29. Non-Neoplastic Autoimmune Retinopathy

Medical History

A 60-year-old male patient with progressive vision loss in both eyes was examined in our clinic.

Diabetes mellitus (-)
Systemic hypertension (+)
Family history (-)
Smoking (-)
Trauma (-)

Examination Findings

Best corrected visual acuity was 8/10 in the right eye 3/10 in the left eye. Intraocular pressure was 10 mmHg in both eyes. Anterior segment and fundus examination were unremarkable in both eyes. Ishihara color vision test was normal in both eyes.

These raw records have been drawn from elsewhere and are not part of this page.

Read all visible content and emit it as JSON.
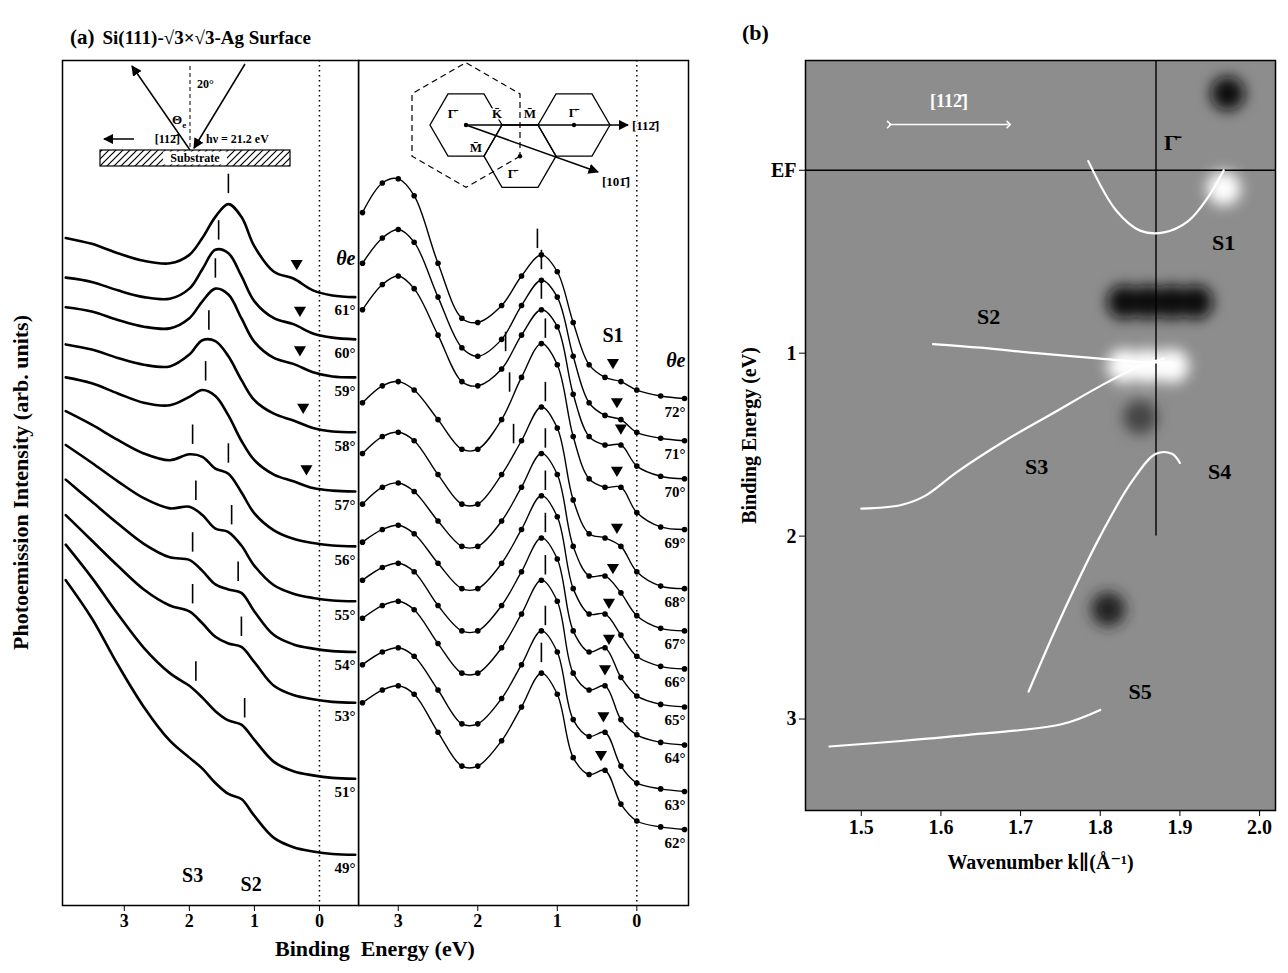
{
  "chart_data": [
    {
      "type": "line",
      "panel": "(a)",
      "title": "Si(111)-√3×√3-Ag Surface",
      "ylabel": "Photoemission Intensity (arb. units)",
      "xlabel": "Binding  Energy (eV)",
      "xlim": [
        3.95,
        -0.6
      ],
      "xticks": [
        3,
        2,
        1,
        0
      ],
      "ylim": [
        0,
        100
      ],
      "tick_labels": "x",
      "vlines": [
        0
      ],
      "series_label": "θe",
      "x": [
        3.9,
        3.5,
        3.1,
        2.7,
        2.3,
        2.0,
        1.8,
        1.6,
        1.4,
        1.2,
        1.0,
        0.7,
        0.4,
        0.1,
        -0.2,
        -0.55
      ],
      "series": [
        {
          "name": "61°",
          "offset": 72,
          "values": [
            7,
            6.3,
            5.2,
            4.3,
            4.0,
            5.0,
            7.0,
            9.5,
            11,
            9.5,
            6.0,
            3.0,
            2.2,
            0.8,
            0.2,
            0
          ],
          "peaks": [
            1.4
          ],
          "s1": 0.35
        },
        {
          "name": "60°",
          "offset": 67,
          "values": [
            7.3,
            6.8,
            5.8,
            5.0,
            4.8,
            6.0,
            8.3,
            10.6,
            10.2,
            7.5,
            4.5,
            2.5,
            1.8,
            0.7,
            0.2,
            0
          ],
          "peaks": [
            1.55
          ],
          "s1": 0.3
        },
        {
          "name": "59°",
          "offset": 62.5,
          "values": [
            8.3,
            7.8,
            6.8,
            6.0,
            5.8,
            7.0,
            9.0,
            10.5,
            9.8,
            7.0,
            4.2,
            2.3,
            1.6,
            0.6,
            0.1,
            0
          ],
          "peaks": [
            1.6
          ],
          "s1": 0.3
        },
        {
          "name": "58°",
          "offset": 56,
          "values": [
            10.4,
            9.8,
            8.8,
            8.0,
            7.8,
            9.2,
            10.9,
            10.8,
            9.0,
            6.2,
            3.8,
            2.2,
            1.4,
            0.5,
            0.1,
            0
          ],
          "peaks": [
            1.7
          ],
          "s1": 0.25
        },
        {
          "name": "57°",
          "offset": 49,
          "values": [
            13.5,
            12.8,
            11.6,
            10.5,
            10.2,
            11.2,
            12,
            11.3,
            9.0,
            6.0,
            3.7,
            2.0,
            1.2,
            0.4,
            0.1,
            0
          ],
          "peaks": [
            1.75
          ],
          "s1": 0.2
        },
        {
          "name": "56°",
          "offset": 42.5,
          "values": [
            16,
            14.4,
            12.6,
            11.0,
            10.2,
            10.9,
            10.6,
            9.2,
            8.6,
            6.4,
            3.9,
            1.9,
            0.9,
            0.4,
            0.1,
            0
          ],
          "peaks": [
            1.95,
            1.4
          ],
          "s1": null
        },
        {
          "name": "55°",
          "offset": 36,
          "values": [
            18.5,
            16.4,
            14.2,
            12.2,
            11.0,
            11.2,
            10.2,
            8.6,
            8.2,
            6.6,
            4.2,
            1.9,
            0.9,
            0.4,
            0.1,
            0
          ],
          "peaks": [
            1.9,
            1.35
          ],
          "s1": null
        },
        {
          "name": "54°",
          "offset": 30,
          "values": [
            20.4,
            17.8,
            15.2,
            12.8,
            11.2,
            10.9,
            9.6,
            8.0,
            7.4,
            7.0,
            4.8,
            2.0,
            0.9,
            0.4,
            0.1,
            0
          ],
          "peaks": [
            1.95,
            1.25
          ],
          "s1": null
        },
        {
          "name": "53°",
          "offset": 24,
          "values": [
            22.2,
            19.2,
            16.2,
            13.4,
            11.5,
            10.8,
            9.4,
            7.8,
            7.0,
            6.6,
            4.8,
            2.0,
            0.9,
            0.4,
            0.1,
            0
          ],
          "peaks": [
            1.95,
            1.2
          ],
          "s1": null
        },
        {
          "name": "51°",
          "offset": 15,
          "values": [
            27.7,
            23.8,
            19.5,
            15.5,
            12.5,
            11.0,
            9.6,
            8.0,
            6.9,
            6.4,
            4.6,
            2.0,
            0.9,
            0.4,
            0.1,
            0
          ],
          "peaks": [
            1.9,
            1.15
          ],
          "s1": null
        },
        {
          "name": "49°",
          "offset": 6,
          "values": [
            32.5,
            28,
            22.5,
            17.5,
            13.5,
            11.5,
            10.2,
            8.5,
            7.2,
            6.6,
            4.6,
            2.0,
            0.9,
            0.4,
            0.1,
            0
          ],
          "peaks": [],
          "s1": null
        }
      ],
      "annotations": [
        {
          "text": "S3",
          "x": 1.95,
          "y": 3.5
        },
        {
          "text": "S2",
          "x": 1.05,
          "y": 2.5
        }
      ]
    },
    {
      "type": "line",
      "marker": "circle",
      "xlim": [
        3.5,
        -0.65
      ],
      "xticks": [
        3,
        2,
        1,
        0
      ],
      "ylim": [
        0,
        100
      ],
      "tick_labels": "x",
      "vlines": [
        0
      ],
      "series_label": "θe",
      "x": [
        3.45,
        3.2,
        3.0,
        2.8,
        2.5,
        2.2,
        2.0,
        1.7,
        1.45,
        1.2,
        1.0,
        0.8,
        0.6,
        0.4,
        0.2,
        0.0,
        -0.3,
        -0.6
      ],
      "series": [
        {
          "name": "72°",
          "offset": 60,
          "values": [
            22,
            25.5,
            26,
            24,
            16,
            9.5,
            9,
            11,
            14.5,
            17,
            15,
            9,
            4,
            2.5,
            2,
            1,
            0.3,
            0
          ],
          "peaks": [
            1.25
          ],
          "s1": 0.3
        },
        {
          "name": "71°",
          "offset": 55,
          "values": [
            21,
            24,
            25,
            23.5,
            17,
            11,
            10,
            12,
            16,
            19,
            17,
            10,
            4.5,
            3,
            2.5,
            1,
            0.3,
            0
          ],
          "peaks": [
            1.2
          ],
          "s1": 0.25
        },
        {
          "name": "70°",
          "offset": 50.5,
          "values": [
            20,
            23,
            24,
            22.5,
            17,
            11.5,
            11,
            13,
            17,
            20,
            18,
            10,
            5,
            4,
            4,
            1.5,
            0.3,
            0
          ],
          "peaks": [
            1.65,
            1.2
          ],
          "s1": 0.2
        },
        {
          "name": "69°",
          "offset": 44.5,
          "values": [
            15,
            17,
            17.5,
            16.5,
            13,
            9.5,
            9.5,
            13,
            18,
            22,
            19.5,
            11,
            6,
            5,
            5,
            2,
            0.3,
            0
          ],
          "peaks": [
            1.6,
            1.15
          ],
          "s1": 0.25
        },
        {
          "name": "68°",
          "offset": 37.5,
          "values": [
            16,
            18,
            18.5,
            17.5,
            13.5,
            10,
            10,
            13.5,
            17.5,
            21.5,
            19,
            10.5,
            6.5,
            6,
            5,
            2,
            0.3,
            0
          ],
          "peaks": [
            1.55,
            1.15
          ],
          "s1": 0.25
        },
        {
          "name": "67°",
          "offset": 32.5,
          "values": [
            15,
            17,
            17.5,
            16.5,
            13,
            10,
            10,
            13,
            17,
            21,
            18.5,
            10,
            6.5,
            6.5,
            4.5,
            1.8,
            0.3,
            0
          ],
          "peaks": [
            1.15
          ],
          "s1": 0.3
        },
        {
          "name": "66°",
          "offset": 28,
          "values": [
            15,
            16.5,
            17,
            16,
            12.5,
            9.5,
            9.5,
            12.5,
            16.5,
            20.5,
            18,
            9.5,
            6.5,
            6.5,
            4,
            1.5,
            0.3,
            0
          ],
          "peaks": [
            1.15
          ],
          "s1": 0.35
        },
        {
          "name": "65°",
          "offset": 23.5,
          "values": [
            15,
            16.5,
            17,
            16,
            12,
            9,
            9,
            12,
            16,
            20,
            17.5,
            9,
            6.5,
            7,
            3.5,
            1.3,
            0.3,
            0
          ],
          "peaks": [
            1.15
          ],
          "s1": 0.35
        },
        {
          "name": "64°",
          "offset": 19,
          "values": [
            15,
            16.5,
            17,
            16,
            12,
            8.5,
            8.5,
            11.5,
            15.5,
            19.5,
            17,
            8.5,
            6.5,
            7,
            3,
            1.2,
            0.3,
            0
          ],
          "peaks": [
            1.15
          ],
          "s1": 0.4
        },
        {
          "name": "63°",
          "offset": 13.5,
          "values": [
            15,
            16.5,
            17,
            16,
            12,
            8,
            8,
            11,
            15,
            19,
            16.5,
            8.5,
            6.5,
            7,
            3,
            1,
            0.3,
            0
          ],
          "peaks": [
            1.15
          ],
          "s1": 0.42
        },
        {
          "name": "62°",
          "offset": 9,
          "values": [
            15,
            16.5,
            17,
            16,
            11.5,
            7.5,
            7.5,
            10.5,
            14.5,
            18.5,
            16,
            8.5,
            6.5,
            7,
            3,
            1,
            0.3,
            0
          ],
          "peaks": [
            1.2
          ],
          "s1": 0.45
        }
      ],
      "annotations": [
        {
          "text": "S1",
          "x": 0.3,
          "y": 67.5
        }
      ]
    },
    {
      "type": "band_map",
      "panel": "(b)",
      "xlabel": "Wavenumber k∥(Å⁻¹)",
      "ylabel": "Binding Energy (eV)",
      "xlim": [
        1.43,
        2.02
      ],
      "xticks": [
        1.5,
        1.6,
        1.7,
        1.8,
        1.9,
        {
          "value": 2,
          "label": "2.0"
        }
      ],
      "ylim": [
        3.5,
        -0.6
      ],
      "yticks": [
        {
          "value": 0,
          "label": "EF"
        },
        1,
        2,
        3
      ],
      "hlines": [
        0
      ],
      "gamma": {
        "x": 1.87,
        "label": "Γ̄",
        "y_end": 2.0,
        "label_y": -0.15
      },
      "bands": [
        {
          "name": "S1",
          "color": "#ffffff",
          "x": [
            1.785,
            1.82,
            1.85,
            1.88,
            1.91,
            1.935,
            1.955
          ],
          "y": [
            -0.05,
            0.22,
            0.33,
            0.34,
            0.28,
            0.15,
            0.0
          ],
          "label_x": 1.955,
          "label_y": 0.4
        },
        {
          "name": "S2",
          "color": "#ffffff",
          "x": [
            1.59,
            1.65,
            1.72,
            1.8,
            1.86,
            1.89
          ],
          "y": [
            0.95,
            0.97,
            1.0,
            1.03,
            1.05,
            1.05
          ],
          "label_x": 1.66,
          "label_y": 0.8
        },
        {
          "name": "S3",
          "color": "#ffffff",
          "x": [
            1.5,
            1.55,
            1.58,
            1.62,
            1.68,
            1.74,
            1.8,
            1.85,
            1.88
          ],
          "y": [
            1.85,
            1.83,
            1.78,
            1.65,
            1.48,
            1.33,
            1.18,
            1.07,
            1.03
          ],
          "label_x": 1.72,
          "label_y": 1.62
        },
        {
          "name": "S4",
          "color": "#ffffff",
          "x": [
            1.71,
            1.75,
            1.8,
            1.84,
            1.87,
            1.89,
            1.9
          ],
          "y": [
            2.85,
            2.45,
            2.0,
            1.7,
            1.55,
            1.55,
            1.6
          ],
          "label_x": 1.95,
          "label_y": 1.65
        },
        {
          "name": "S5",
          "color": "#ffffff",
          "x": [
            1.46,
            1.55,
            1.65,
            1.75,
            1.8
          ],
          "y": [
            3.15,
            3.12,
            3.08,
            3.03,
            2.95
          ],
          "label_x": 1.85,
          "label_y": 2.85
        }
      ],
      "spots": {
        "x": [
          1.96,
          1.955,
          1.83,
          1.86,
          1.89,
          1.92,
          1.83,
          1.86,
          1.89,
          1.81,
          1.85
        ],
        "y": [
          -0.42,
          0.1,
          0.72,
          0.72,
          0.72,
          0.72,
          1.07,
          1.07,
          1.07,
          2.4,
          1.35
        ],
        "colors": [
          "#111111",
          "#ffffff",
          "#111111",
          "#111111",
          "#111111",
          "#111111",
          "#ffffff",
          "#ffffff",
          "#ffffff",
          "#222222",
          "#444444"
        ]
      },
      "annotations": [
        {
          "text": "[112̄]",
          "x": 1.61,
          "y": -0.38,
          "color": "#ffffff",
          "marker": "double_arrow"
        }
      ]
    }
  ],
  "insets": {
    "geometry": {
      "angle_label": "Θe",
      "incidence": "20°",
      "direction": "[112̄]",
      "photon": "hν = 21.2 eV",
      "substrate": "Substrate"
    },
    "brillouin_zone": {
      "points": [
        "Γ̄",
        "K̄",
        "M̄",
        "Γ̄",
        "M̄",
        "Γ̄"
      ],
      "directions": [
        "[112̄]",
        "[101̄]"
      ]
    }
  }
}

Color fundus imaging shows no abnormality in both eyes (Figure 1).

Figure 1A
Figure 1B

Infrared reflectance imaging shows no abnormality in both eyes (Figure 2)

Figure 2A
Figure 2B

Fundus autofluorescence imaging shows no abnormality in both eyes (Figure 3)

Figure 3A
Figure 3B

In the MP-1 Microperimetry test, retinal sensitivity was decreased in both eyes. Fixation was central and stable. Absolute scotoma area was not observed (Figure 4).

Figure 4A
Figure 4B

Electrophysiological testing

Pattern and flash VEP: Normal

ERG: A slight decrease in scotopic b wave amplitude, photopic responses are normal

EOG: Normal

mfERG: Disruption of waveforms in both eyes.

SD-OCT imaging shows disruption of photoreceptor layer in both eyes (Figure 5)

Figure 5A
Figure 5B

Anti Retinal Autoantibodies (+)

(WB Anti Retinal Autoantibody, WB Anti Optic Nerve Autoantibody, IHC Anti Retinal Autoantibody)

Differential Diagnosis

Cancer associated autoimmune retinopathy 

The patient was directed to the oncology. No malignant tumors were detected in the systemic evaluation.

Diagnosis

Non-Neoplastic Autoimmune Retinopathy

References

  1. Uludag G, Onal S, Arf S, Sayman Muslubas I, Selcukbiricik F, Koc Akbay A, Molinas Mandel N.  Electroretinographic improvement after rituximab therapy in a patient with autoimmune retinopathy. Am J Ophthalmol Case Rep. 2016 30;2:4-7.